Howard, representing himself, asked one question of one witness throughout all of Tuesday's testimony.
According to the prosecution, Howard and his girlfriend, Alexis "Angel" Gurganus, frequented the America's Best Value Inn in Goldsboro up until the time of the murder.
"She stayed there 17 times in the 30 days leading up to the shooting," District Attorney Matthew Delbridge told the jury. "And guess who was with her," he said, pointing at Howard.
In his opening statement, Delbridge informed the jury his case would rely heavily on physical evidence. He described how DNA taken from the doorknob inside the victims' hotel room -- Suryakat and Bahavanaben Patel lived and worked in the hotel -- and how Mr. Patel's cell phone was traced back to Howard.
Delbridge said the killer entered the Patels' room, killed the couple firing at least five shots, and stripping them of all of their valuables, including Patel's pink flip phone. Investigators were able to trace the phone, still operating, to a dumpster in the Alpha Arms community where Howard's brother lived.
Under pressure from the police, his brother confessed to receiving the phone from Howard the night of the murder, and disposing of it at Howard's request.
Delbridge described how the Patels were known well throughout the community surrounding the hotel, and how Howard had been seen frequently in the company of Mr. Patel, known at the hotel as "Mini Me" due to his diminutive stature.
The last time the two men were seen together was the last time Patel was seen alive, he said.
Thirty days after the double murder, investigators working on an unrelated robbery went to the Irish Inn, another hotel in Goldsboro, to arrest Howard. In his room they found a firearm behind his bed. Forensics experts later matched the bullets and gun to those used to kill the Patels.
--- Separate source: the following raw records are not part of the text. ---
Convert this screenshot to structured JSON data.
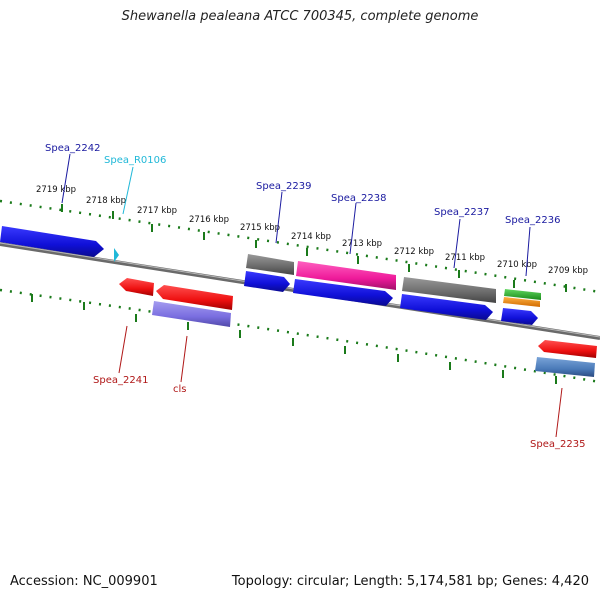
{
  "title": "Shewanella pealeana ATCC 700345, complete genome",
  "footer": {
    "accession": "Accession: NC_009901",
    "summary": "Topology: circular; Length: 5,174,581 bp; Genes: 4,420"
  },
  "colors": {
    "backbone": "#7a7a7a",
    "tick": "#1a7a1a",
    "label_forward": "#1a1aa0",
    "label_reverse": "#b01818",
    "label_rna": "#20b8d8",
    "cds_forward": "#1414e0",
    "cds_reverse": "#ee1010",
    "gene_gray": "#6e6e6e",
    "gene_purple": "#7a6ee0",
    "gene_pink": "#ee1a9a",
    "gene_steel": "#4a7ab8",
    "gene_green": "#2aa82a",
    "gene_orange": "#f08a10"
  },
  "kbp_labels": [
    {
      "text": "2719 kbp",
      "value": 2719
    },
    {
      "text": "2718 kbp",
      "value": 2718
    },
    {
      "text": "2717 kbp",
      "value": 2717
    },
    {
      "text": "2716 kbp",
      "value": 2716
    },
    {
      "text": "2715 kbp",
      "value": 2715
    },
    {
      "text": "2714 kbp",
      "value": 2714
    },
    {
      "text": "2713 kbp",
      "value": 2713
    },
    {
      "text": "2712 kbp",
      "value": 2712
    },
    {
      "text": "2711 kbp",
      "value": 2711
    },
    {
      "text": "2710 kbp",
      "value": 2710
    },
    {
      "text": "2709 kbp",
      "value": 2709
    }
  ],
  "gene_labels": [
    {
      "name": "Spea_2242",
      "strand": "forward"
    },
    {
      "name": "Spea_R0106",
      "strand": "rna"
    },
    {
      "name": "Spea_2239",
      "strand": "forward"
    },
    {
      "name": "Spea_2238",
      "strand": "forward"
    },
    {
      "name": "Spea_2237",
      "strand": "forward"
    },
    {
      "name": "Spea_2236",
      "strand": "forward"
    },
    {
      "name": "Spea_2241",
      "strand": "reverse"
    },
    {
      "name": "cls",
      "strand": "reverse"
    },
    {
      "name": "Spea_2235",
      "strand": "reverse"
    }
  ]
}
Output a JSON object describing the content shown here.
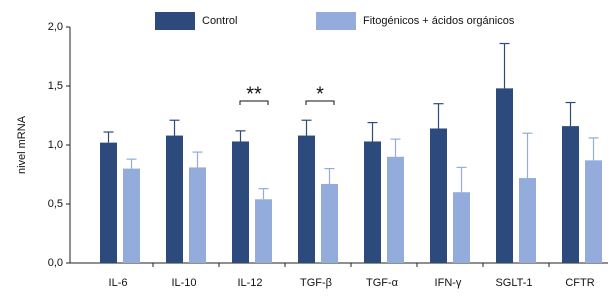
{
  "chart_data": {
    "type": "bar",
    "y_label": "nivel mRNA",
    "categories": [
      "IL-6",
      "IL-10",
      "IL-12",
      "TGF-β",
      "TGF-α",
      "IFN-γ",
      "SGLT-1",
      "CFTR"
    ],
    "series": [
      {
        "name": "Control",
        "color": "#2d4a7c",
        "values": [
          1.02,
          1.08,
          1.03,
          1.08,
          1.03,
          1.14,
          1.48,
          1.16
        ],
        "errors": [
          0.09,
          0.13,
          0.09,
          0.13,
          0.16,
          0.21,
          0.38,
          0.2
        ]
      },
      {
        "name": "Fitogénicos + ácidos orgánicos",
        "color": "#94acdc",
        "values": [
          0.8,
          0.81,
          0.54,
          0.67,
          0.9,
          0.6,
          0.72,
          0.87
        ],
        "errors": [
          0.08,
          0.13,
          0.09,
          0.13,
          0.15,
          0.21,
          0.38,
          0.19
        ]
      }
    ],
    "annotations": [
      "**",
      "*"
    ],
    "ylim": [
      0,
      2
    ],
    "yticks": [
      {
        "value": 0,
        "label": "0,0"
      },
      {
        "value": 0.5,
        "label": "0,5"
      },
      {
        "value": 1,
        "label": "1,0"
      },
      {
        "value": 1.5,
        "label": "1,5"
      },
      {
        "value": 2,
        "label": "2,0"
      }
    ]
  }
}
Delbridge paraded a host of witnesses to and from the stand Tuesday, including the hotel maintenance man that used a master key to enter the Patels' room the day after the murder when they failed to report for work, and the police officers who responded to the scene.
Capt. Dwayne Dean, the lead investigator in the case who was at the time a sergeant with the investigations bureau, took the stand late Tuesday afternoon. His testimony was to resume this morning.
Howard, who maintains his innocence, asked only one question during Tuesday's testimony. He asked retired Goldsboro police officer Glenn Hales, one of the first to arrive at the scene, whether the door to the hotel room was open, locked and closed or unlocked but closed when he arrived.
Hales said the door was closed, but he could not recall whether the maintenance man had to unlock it again after he had opened it the first time, or if was left unlocked.